Davisville, March 2, 2020: The latest on COVID-19, with Yolo Health Officer Ron Chapman

My guest is Dr. Ron Chapman, Yolo County health officer, and we talk about the COVID-19 coronavirus. The subjects include:

• The latest developments

• What people should and shouldn't do to minimize their chances of catching the disease

• Where to get reliable information

• His role in shaping the Yolo public health response, and in deciding when a quarantine or closure might be needed

• The mortality rate

• The symptoms

• What to do if you think you might have COVID-19

• Who to contact if you don't have a doctor, the county coronavirus hotline, and more.

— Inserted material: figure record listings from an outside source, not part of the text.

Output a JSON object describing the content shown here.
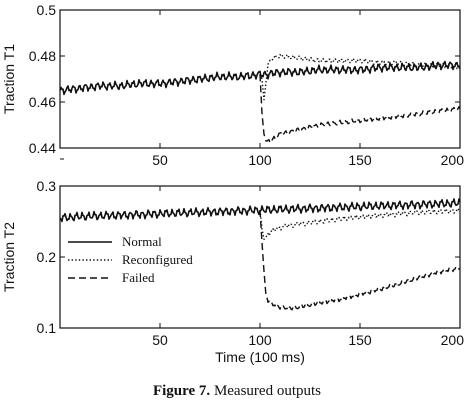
{
  "caption": {
    "label": "Figure 7.",
    "text": " Measured outputs"
  },
  "chart_data": [
    {
      "type": "line",
      "ylabel": "Traction T1",
      "xlabel": "",
      "xlim": [
        0,
        200
      ],
      "ylim": [
        0.44,
        0.5
      ],
      "xticks": [
        0,
        50,
        100,
        150,
        200
      ],
      "xtick_labels": [
        "",
        "50",
        "100",
        "150",
        "200"
      ],
      "yticks": [
        0.44,
        0.46,
        0.48,
        0.5
      ],
      "ytick_labels": [
        "0.44",
        "0.46",
        "0.48",
        "0.5"
      ],
      "grid": false,
      "series": [
        {
          "key": "normal",
          "style": "solid",
          "x": [
            0,
            10,
            20,
            30,
            40,
            50,
            60,
            70,
            80,
            90,
            100,
            103,
            110,
            120,
            130,
            140,
            150,
            160,
            170,
            180,
            190,
            200
          ],
          "y": [
            0.465,
            0.466,
            0.467,
            0.467,
            0.468,
            0.468,
            0.469,
            0.47,
            0.471,
            0.471,
            0.472,
            0.472,
            0.473,
            0.473,
            0.474,
            0.474,
            0.474,
            0.475,
            0.475,
            0.475,
            0.476,
            0.476
          ]
        },
        {
          "key": "reconfigured",
          "style": "dotted",
          "x": [
            100,
            101,
            102,
            104,
            106,
            110,
            120,
            130,
            140,
            150,
            160,
            170,
            180,
            190,
            200
          ],
          "y": [
            0.472,
            0.47,
            0.461,
            0.476,
            0.479,
            0.48,
            0.479,
            0.478,
            0.478,
            0.478,
            0.477,
            0.477,
            0.476,
            0.476,
            0.475
          ]
        },
        {
          "key": "failed",
          "style": "dashed",
          "x": [
            100,
            101,
            102,
            103,
            105,
            110,
            120,
            130,
            140,
            150,
            160,
            170,
            180,
            190,
            200
          ],
          "y": [
            0.472,
            0.455,
            0.446,
            0.443,
            0.443,
            0.446,
            0.448,
            0.45,
            0.451,
            0.452,
            0.453,
            0.454,
            0.455,
            0.456,
            0.457
          ]
        }
      ]
    },
    {
      "type": "line",
      "ylabel": "Traction T2",
      "xlabel": "Time (100 ms)",
      "xlim": [
        0,
        200
      ],
      "ylim": [
        0.1,
        0.3
      ],
      "xticks": [
        0,
        50,
        100,
        150,
        200
      ],
      "xtick_labels": [
        "",
        "50",
        "100",
        "150",
        "200"
      ],
      "yticks": [
        0.1,
        0.2,
        0.3
      ],
      "ytick_labels": [
        "0.1",
        "0.2",
        "0.3"
      ],
      "grid": false,
      "legend": {
        "placement": "lower-left",
        "entries": [
          "Normal",
          "Reconfigured",
          "Failed"
        ]
      },
      "series": [
        {
          "key": "normal",
          "name": "Normal",
          "style": "solid",
          "x": [
            0,
            10,
            20,
            30,
            40,
            50,
            60,
            70,
            80,
            90,
            100,
            110,
            120,
            130,
            140,
            150,
            160,
            170,
            180,
            190,
            200
          ],
          "y": [
            0.255,
            0.257,
            0.258,
            0.259,
            0.26,
            0.261,
            0.262,
            0.263,
            0.264,
            0.265,
            0.266,
            0.267,
            0.268,
            0.269,
            0.27,
            0.271,
            0.272,
            0.273,
            0.274,
            0.275,
            0.276
          ]
        },
        {
          "key": "reconfigured",
          "name": "Reconfigured",
          "style": "dotted",
          "x": [
            100,
            101,
            102,
            104,
            108,
            115,
            130,
            145,
            160,
            175,
            190,
            200
          ],
          "y": [
            0.266,
            0.24,
            0.225,
            0.232,
            0.24,
            0.245,
            0.25,
            0.255,
            0.259,
            0.262,
            0.264,
            0.265
          ]
        },
        {
          "key": "failed",
          "name": "Failed",
          "style": "dashed",
          "x": [
            100,
            101,
            102,
            103,
            105,
            110,
            115,
            120,
            130,
            140,
            150,
            160,
            170,
            180,
            190,
            200
          ],
          "y": [
            0.266,
            0.22,
            0.18,
            0.145,
            0.135,
            0.13,
            0.128,
            0.13,
            0.136,
            0.141,
            0.148,
            0.155,
            0.163,
            0.172,
            0.18,
            0.185
          ]
        }
      ]
    }
  ]
}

Davisville, Feb. 17, 2020: Ryan Easterday, a U.S. Navy commander from Davis

Commander Ryan Easterday watched Star Trek as a kid growing up in Davis, and liked the idea of leading a ship. When he was ready for college, the notion still had enough appeal for him to include the U.S. Naval Academy among the schools where he applied – and when his final choice came down to the University of California Santa Cruz or the academy, he chose the Navy. Easterday now commands the USS John McCain, a destroyer with a crew of about 320 based in Japan, and on today’s Davisville he talks about why he went to Annapolis instead of Santa Cruz, his ship, the Navy, some of his experiences, and how growing up in Davis has shaped him as an officer.

Davisville, Jan. 27, 2020: The Davis Night Market. And freedges.

Twice weekly at 9:30 p.m., volunteers bring food donated by Davis restaurants and stores to tables in Central Park. Anyone who wants the food is then free to take what they want; the cooked food usually goes first. This is the Davis Night Market, created by students at UC Davis to reduce food waste in Davis and to get food to the hungry. The market serves about 30 people on an average night, and the founders would like to build it into a daily operation. Any food left over goes in the “freedges”—community refrigerators like the tiny libraries you see in front yards around town.

Today we talk with two of the Night Market founders, Valerie Weinborn and Ernst Oehninger, about why they do this, the reaction they’ve had, and what they hope to achieve. She’s a veterinarian from Chile who has a doctorate in Food Science; he’s a PhD student in Natural Resource Economics and comes from a family of farmers in Brazil.